Seketika, ibu sambungku menoleh kembali. "Ya, Sudah kalau kau capek. Kau duduk saja dimana mau mu. Biar aku yang akan menemui dokternya." Pergi menghilang seketika. Meninggalkan ku.
Aku semakin dilema dengan ucapannya barusan. Aku tidak tahu, apakah? Dia memang menaruh perhatiannya akan diriku karena melihat kelemahan ku atau dia memberiku sebuah ultimatum agar aku jangan banyak mengeluh.
Diam, hanya itu yang bisa aku berikan. Keterbatasan ku saat ini. Membuat ku tidak bisa melakukan apapun dengan bebas.
Saat ini, aku harus kuat menerima segala tekanan apapun yang datang menghampiri ku.
" Liyan!" Pekiknya dengan pelan. Berhenti di depan pintu.
Melihat dia memanggilku. Aku secepat mungkin mengayunkan kakiku yang lemah dengan kencang. Melihat lambaian tangannya yang memanggilku dengan begitu antusias. Membuat diriku merasa ingin segera sampai.
Tubuh mungilku yang rasanya ingin terkulai. Aku paksa sekuatnya untuk tetap tegak berjalan lurus. Dengan mata yang berkunang-kunang. Aku menatap jalanan lorong rumah sakit yang penat. Mengayunkan kakiku perlahan hingga sampai kedepan pintu ruangan dokter yang telah menunggu.
" Liyan, kenapa lama sekali jalanmu?" Menarik lenganku dengan sedikit keras.
" Ibu, aku tadi mau jatuh!" Menatapnya dengan lirih.
" Alah! Alasanmu aja!" Dengan ketus.
.
.
.
Melihat sorot matanya yang tajam dan wajahnya yang ketus. Membuat aku menguatkan mental ku.
" Bagaimana Bu? Sudah siap?" Tanya perawat itu. Berdiri.
" Ia Bu! Sudah." Kata ibu sambungku sambil menarik sedikit bibirnya. Menyerahkan amplop berwarna putih.
" Tunggu sebentar, Bu! Disini." Meraih amplop. Berjalan masuk ke ruangan dokter.

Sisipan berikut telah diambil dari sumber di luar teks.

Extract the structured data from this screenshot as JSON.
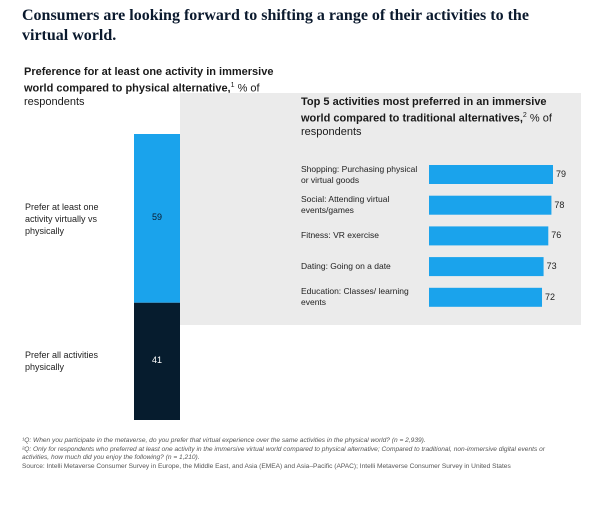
{
  "headline": "Consumers are looking forward to shifting a range of their activities to the virtual world.",
  "chart_data": [
    {
      "type": "bar",
      "stacked": true,
      "title": "Preference for at least one activity in immersive world compared to physical alternative,",
      "title_sup": "1",
      "unit": "% of respondents",
      "series": [
        {
          "name": "Prefer at least one activity virtually vs physically",
          "values": [
            59
          ],
          "color": "#1aa3ec",
          "label_color": "#0b1a2e"
        },
        {
          "name": "Prefer all activities physically",
          "values": [
            41
          ],
          "color": "#061c2e",
          "label_color": "#ffffff"
        }
      ],
      "ylim": [
        0,
        100
      ],
      "legend": "left"
    },
    {
      "type": "bar",
      "orientation": "horizontal",
      "title": "Top 5 activities most preferred in an immersive world compared to traditional alternatives,",
      "title_sup": "2",
      "unit": "% of respondents",
      "categories": [
        "Shopping: Purchasing physical or virtual goods",
        "Social: Attending virtual events/games",
        "Fitness: VR exercise",
        "Dating: Going on a date",
        "Education: Classes/ learning events"
      ],
      "values": [
        79,
        78,
        76,
        73,
        72
      ],
      "xlim": [
        0,
        100
      ],
      "color": "#1aa3ec"
    }
  ],
  "footnotes": {
    "note1": "¹Q: When you participate in the metaverse, do you prefer that virtual experience over the same activities in the physical world? (n = 2,939).",
    "note2": "²Q: Only for respondents who preferred at least one activity in the immersive virtual world compared to physical alternative; Compared to traditional, non-immersive digital events or activities, how much did you enjoy the following? (n = 1,210).",
    "source": "Source: Intelli Metaverse Consumer Survey in Europe, the Middle East, and Asia (EMEA) and Asia–Pacific (APAC); Intelli Metaverse Consumer Survey in United States"
  }
}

Kami pun, duduk menunggu panggilan kembali.
" Ia Bu! Liyan nanti gak akan takut." Dengan nada suara lirih. Menunduk.
" Ia baguslah! Biar kita cepat selesai dengan urusanmu ini." Dengan nada suara datar. Menatap lurus kedepan. " Ingat kata-kata mu! Engga akan takut, ya kan. Awas kamu, kalau kamu nanti ketakutan didalam." Dengan sorot mata yang tajam. Memberi peringatan.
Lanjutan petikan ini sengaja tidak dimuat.